Traditional mashrabiya woodwork is a lovely arabic architectural feature which involves great skill on the part of the artisan. In the woodwork souk in Marrakech you can see hundreds of artisans turning wood, fashioning it into spinnials to make up mashrabiya screens.
The mashrabiya screen concept was traditionally derived from early cooling methods used in arabic houses in the hot middle eastern climate. The theory goes that where the drinking water pots were stored in the house a shelf containing the pots was enclosed by wood and located at the window in order to keep the water cool. Later on this shelf evolved until it became part of the room with a full enclosure and helped provide a natural cooling method for the room itself.
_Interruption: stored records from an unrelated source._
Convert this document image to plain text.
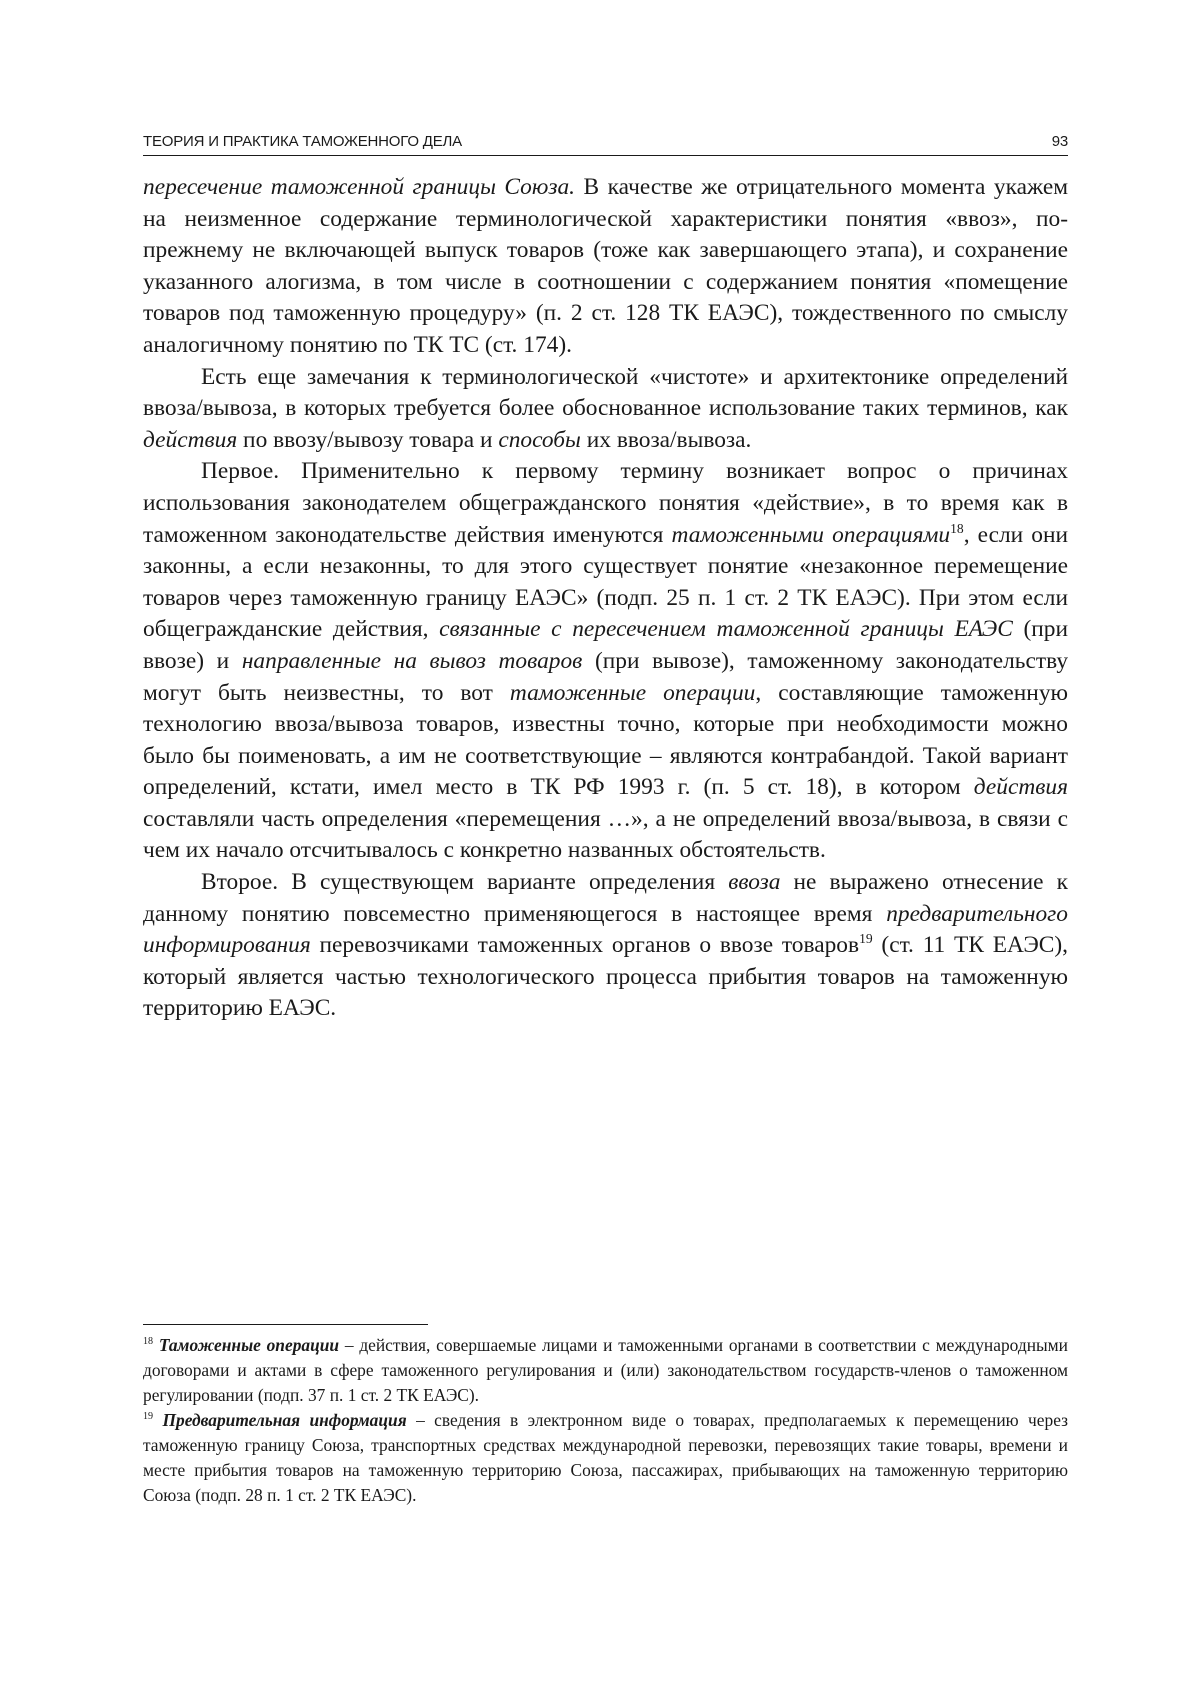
ТЕОРИЯ И ПРАКТИКА ТАМОЖЕННОГО ДЕЛА	93

пересечение таможенной границы Союза. В качестве же отрицательного момента укажем на неизменное содержание терминологической характеристики понятия «ввоз», по-прежнему не включающей выпуск товаров (тоже как завершающего этапа), и сохранение указанного алогизма, в том числе в соотношении с содержанием понятия «помещение товаров под таможенную процедуру» (п. 2 ст. 128 ТК ЕАЭС), тождественного по смыслу аналогичному понятию по ТК ТС (ст. 174).

Есть еще замечания к терминологической «чистоте» и архитектонике определений ввоза/вывоза, в которых требуется более обоснованное использование таких терминов, как действия по ввозу/вывозу товара и способы их ввоза/вывоза.

Первое. Применительно к первому термину возникает вопрос о причинах использования законодателем общегражданского понятия «действие», в то время как в таможенном законодательстве действия именуются таможенными операциями$^{18}$, если они законны, а если незаконны, то для этого существует понятие «незаконное перемещение товаров через таможенную границу ЕАЭС» (подп. 25 п. 1 ст. 2 ТК ЕАЭС). При этом если общегражданские действия, связанные с пересечением таможенной границы ЕАЭС (при ввозе) и направленные на вывоз товаров (при вывозе), таможенному законодательству могут быть неизвестны, то вот таможенные операции, составляющие таможенную технологию ввоза/вывоза товаров, известны точно, которые при необходимости можно было бы поименовать, а им не соответствующие – являются контрабандой. Такой вариант определений, кстати, имел место в ТК РФ 1993 г. (п. 5 ст. 18), в котором действия составляли часть определения «перемещения …», а не определений ввоза/вывоза, в связи с чем их начало отсчитывалось с конкретно названных обстоятельств.

Второе. В существующем варианте определения ввоза не выражено отнесение к данному понятию повсеместно применяющегося в настоящее время предварительного информирования перевозчиками таможенных органов о ввозе товаров$^{19}$ (ст. 11 ТК ЕАЭС), который является частью технологического процесса прибытия товаров на таможенную территорию ЕАЭС.

$^{18}$ Таможенные операции – действия, совершаемые лицами и таможенными органами в соответствии с международными договорами и актами в сфере таможенного регулирования и (или) законодательством государств-членов о таможенном регулировании (подп. 37 п. 1 ст. 2 ТК ЕАЭС).

$^{19}$ Предварительная информация – сведения в электронном виде о товарах, предполагаемых к перемещению через таможенную границу Союза, транспортных средствах международной перевозки, перевозящих такие товары, времени и месте прибытия товаров на таможенную территорию Союза, пассажирах, прибывающих на таможенную территорию Союза (подп. 28 п. 1 ст. 2 ТК ЕАЭС).
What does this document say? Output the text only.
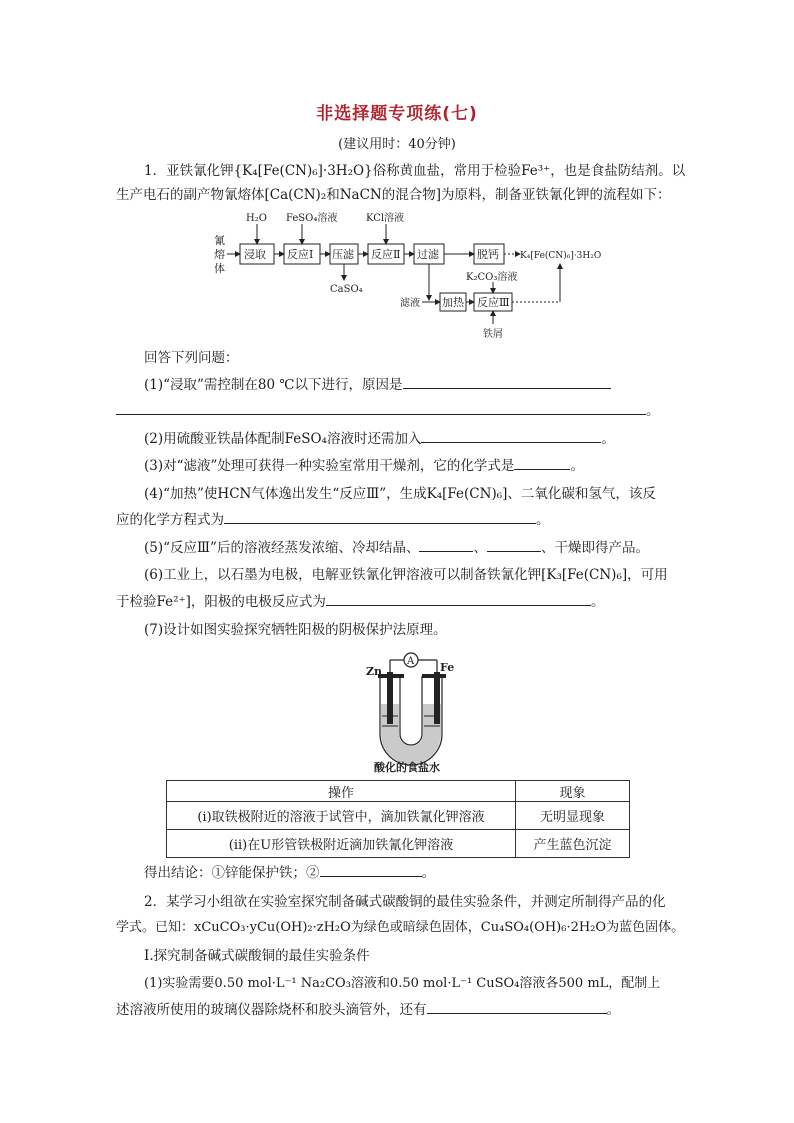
非选择题专项练(七)
(建议用时：40分钟)
1．亚铁氰化钾{K₄[Fe(CN)₆]·3H₂O}俗称黄血盐，常用于检验Fe³⁺，也是食盐防结剂。以
生产电石的副产物氰熔体[Ca(CN)₂和NaCN的混合物]为原料，制备亚铁氰化钾的流程如下：
氰
熔
体
浸取 反应Ⅰ 压滤 反应Ⅱ 过滤	脱钙
加热 反应Ⅲ
H₂O FeSO₄溶液	KCl溶液
CaSO₄
K₂CO₃溶液
滤液
铁屑
K₄[Fe(CN)₆]·3H₂O
回答下列问题：
(1)“浸取”需控制在80 ℃以下进行，原因是
。
(2)用硫酸亚铁晶体配制FeSO₄溶液时还需加入	。
(3)对“滤液”处理可获得一种实验室常用干燥剂，它的化学式是	。
(4)“加热”使HCN气体逸出发生“反应Ⅲ”，生成K₄[Fe(CN)₆]、二氧化碳和氢气，该反
应的化学方程式为	。
(5)“反应Ⅲ”后的溶液经蒸发浓缩、冷却结晶、	、	、干燥即得产品。
(6)工业上，以石墨为电极，电解亚铁氰化钾溶液可以制备铁氰化钾[K₃[Fe(CN)₆]，可用
于检验Fe²⁺]，阳极的电极反应式为	。
(7)设计如图实验探究牺牲阳极的阴极保护法原理。
A
Zn	Fe
酸化的食盐水
操作	现象
(i)取铁极附近的溶液于试管中，滴加铁氰化钾溶液	无明显现象
(ii)在U形管铁极附近滴加铁氰化钾溶液	产生蓝色沉淀
得出结论：①锌能保护铁；②	。
2．某学习小组欲在实验室探究制备碱式碳酸铜的最佳实验条件，并测定所制得产品的化
学式。已知：xCuCO₃·yCu(OH)₂·zH₂O为绿色或暗绿色固体，Cu₄SO₄(OH)₆·2H₂O为蓝色固体。
Ⅰ.探究制备碱式碳酸铜的最佳实验条件
(1)实验需要0.50 mol·L⁻¹ Na₂CO₃溶液和0.50 mol·L⁻¹ CuSO₄溶液各500 mL，配制上
述溶液所使用的玻璃仪器除烧杯和胶头滴管外，还有	。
A parallel theory suggests that the word mashrabiya was originally mashrafiya, derived from the arabic verb Ashrafa, to overlook or to observe. This reflects the use of mashrabiya in windows allowing the person inside the window to observe what is going on externally without being seen themselves. Mashrabiya when used in windows can be particularly beautiful, especially when the light creates wonderful shadow patterns inside the rooms. As seen below in a bedroom suite at the stunning Riad Dyor in Marrakech.
At Riad Romm'an, we have asked for mashrabiya to be used for the wardrobes (below) in all the bedrooms, purely as a decorative feature.
However, mashrabiya is also being incorporated into the design of the external windows. This will provide privacy and also help to cool the rooms as Mashrabiya was originally intended. They also look beautiful!